It’s not just about how you find the talent for your organisation – it’s about how you keep it, finds Helen Swire
For nearly a decade employers have been able to take a relatively laid-back approach to recruitment and retention: since the 2008 recession, the job market has been such that many people have been taking whatever jobs are available and not even considering taking a career risk.
But that is changing: a more stable economy and increasing job availability is giving workers the opportunity to be more selective. With the average person having 11 jobs in their working life, employers need to consider how to recruit the best talent and to keep them on board.
A value-led process
So how to attract the cream of the crop? Benefits packages are the new deal breaker for younger members of the workforce, according to research from healthcare specialist Bupa – a pay rise is of less importance to those under 25, who are more motivated if a company treats them well. Company culture and values are also becoming increasingly important.
“When recruiting, it’s important to look beyond the skills of the candidate and find someone that is also a good cultural fit for the organisation,” says Andy Campbell, human capital management strategy director at Oracle. “It’s not just about discounted gym membership, free coffee or subsidised canteens – employees are now more concerned about the social conscience of a company. We’re seeing a growing demand from prospective employees for details of our corporate social responsibility credentials, charitable initiatives and workplace mentoring programmes.”
Behavioural science is also now playing a significant role in the recruitment process.
Speaking about research from the consultancy Hymans Robertson and the London School of Economics, Gill Tait, people director at Hymans, says: “Behavioural science moves us into a more sophisticated way of targeting specific audiences and making sure we attract as many high-quality applicants as possible. It’s a great opportunity for recruiters to broaden their skills and approach recruitment from a strategic, market perspective.
“Can we do more to segment the recruitment market along factors such as age, career stage and attributes – and then use different communication channels to interact with them more effectively?
“We’ve more choice than ever, so it’s important we develop a greater understanding of who engages with different channels and what style of language, content and imagery works best.”
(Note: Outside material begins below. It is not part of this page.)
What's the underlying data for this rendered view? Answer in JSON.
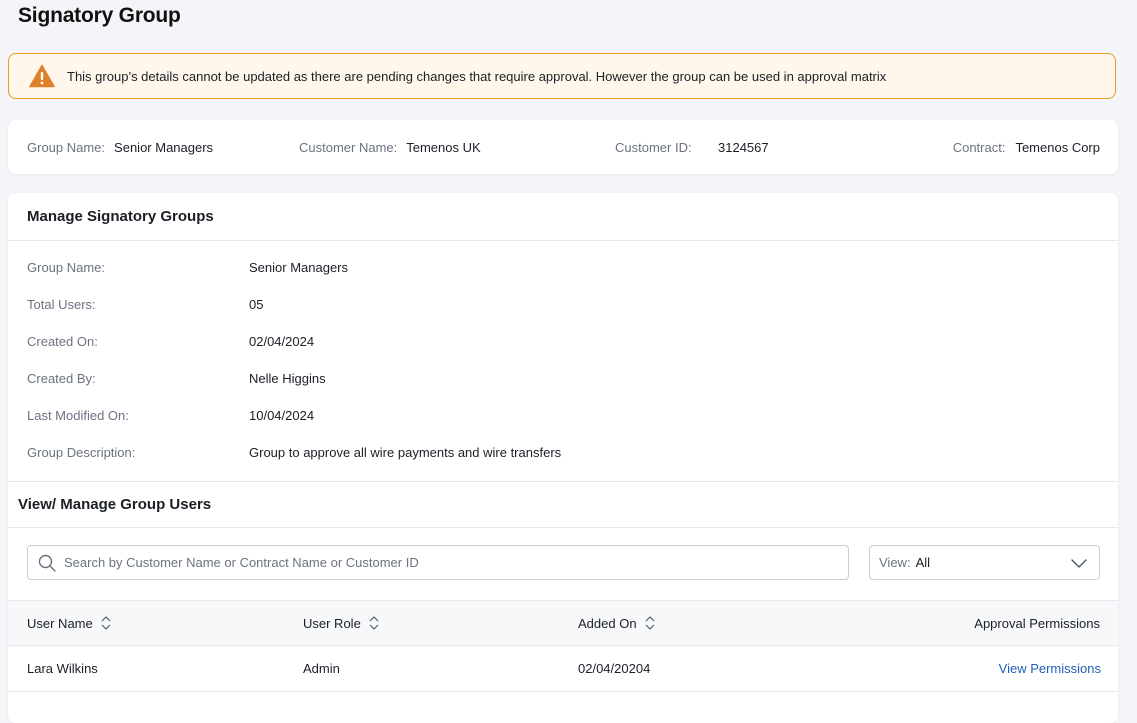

However effective the recruitment process, the engagement and retention of employees remains a challenge: especially in the younger generations. Bupa’s research shows that a third of younger staff are more likely to leave their jobs for an organisation with better benefits.
And there’s the challenge of a multigenerational workforce. Employers must also consider the needs of older staff: from caring for children or parents to wanting critical illness cover or needing help preparing for their retirement.
“The important point here is tailoring plans on an individual basis,” says Campbell. “By understanding strengths, weaknesses, interests and motivations employers can develop a personalised programme for each member of the team that keeps them happy and committed to the company.”
But is integrating your workforce the answer to retaining staff? Or offering them individual and relevant reward?
“Whether someone decides to stay at an organisation will, of course, be influenced by pay and the benefits, but good communication can have a far greater influence,” says Steve Sykes, head of business development at Gallagher SHILLING.
“After all, what good’s a fantastic benefits package if staff don’t fully understand it so can’t really value it? Good communication can make sure employers actually achieve a return on their benefit investment in the form of improved retention.”
He adds: “The role of communication goes way beyond just benefits. The way an employer communicates can be the difference between an employee fully embracing the values and behaviours of an organisation, being vested in its vision and ultimately feeling engaged in the success of their employer, and with that their own opportunities for progression.”
With the progression of HR technology, the use of data analytics may shape the picture of recruitment and retention.
“Career development and progression, collaborative colleagues and a professional environment that still allows you to have fun builds loyalty, and this accumulation of many small benefits and initiatives creates the overall culture that causes people to stay,” explains Tait.
“And beyond the cultural aspects, an in-depth knowledge of your business and the profile of your people through the use of data is crucial and can give you leading indicators on where you might want to nudge change.”